É importante considerar a discussão e o aprofundamento acerca do gênero na constituição da profissão, pois, significa apreender o conceito de gênero que se faz persente não somente na experiência doméstica, mas também nos sistemas econômicos, políticos ou de poder: “Não pode ser considerada apenas uma variável a mais a ser constatada, mas uma categoria de análise fundamental par a compreensão da identidade dessa profissão e dessas profissionais [...]” (CERISARA, 2002, p.31).

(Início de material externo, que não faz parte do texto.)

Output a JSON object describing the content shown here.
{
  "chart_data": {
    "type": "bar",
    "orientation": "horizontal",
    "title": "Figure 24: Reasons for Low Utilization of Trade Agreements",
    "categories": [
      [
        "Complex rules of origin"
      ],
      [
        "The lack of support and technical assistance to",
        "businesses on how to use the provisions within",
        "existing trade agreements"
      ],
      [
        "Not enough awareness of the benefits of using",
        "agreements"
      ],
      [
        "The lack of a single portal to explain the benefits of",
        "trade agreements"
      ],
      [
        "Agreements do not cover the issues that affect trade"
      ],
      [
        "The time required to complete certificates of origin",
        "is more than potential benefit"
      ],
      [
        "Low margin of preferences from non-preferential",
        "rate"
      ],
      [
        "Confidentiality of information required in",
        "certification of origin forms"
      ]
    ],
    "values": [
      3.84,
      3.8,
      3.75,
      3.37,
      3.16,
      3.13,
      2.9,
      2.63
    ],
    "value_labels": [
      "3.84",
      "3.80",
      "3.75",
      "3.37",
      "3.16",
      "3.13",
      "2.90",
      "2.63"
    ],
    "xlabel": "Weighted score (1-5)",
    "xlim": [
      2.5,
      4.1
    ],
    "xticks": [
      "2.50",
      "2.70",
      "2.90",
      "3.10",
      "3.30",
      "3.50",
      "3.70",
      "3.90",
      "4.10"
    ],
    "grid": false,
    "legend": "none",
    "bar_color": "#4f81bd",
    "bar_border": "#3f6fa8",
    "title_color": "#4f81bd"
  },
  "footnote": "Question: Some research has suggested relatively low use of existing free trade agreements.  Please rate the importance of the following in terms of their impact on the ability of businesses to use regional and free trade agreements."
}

Segundo Batista (2013) ao atribuir às profissionais da educação infantil um caráter de legalidade da denominação “professora” traz implicações que sugerem uma valorização. Tendo em vista que esta denominação é historicamente carregada de um status de cientificidade – que advém da perspectiva escolar, o que desloca o papel da professora de substituição das mães na educação das crianças pequenas. Para termos uma definição mais clara do papel das professoras de educação infantil, que se distingue das professoras das séries iniciais, será preciso que a especificidade do trabalho junto aos bebês e crianças pequenas seja amplamente compreendida, pois, “[...] as práticas dessas profissionais são práticas que se mesclam com as práticas domésticas e de maternagem, as quais são socialmente desvalorizadas” (CERISARA, 2002, p.107).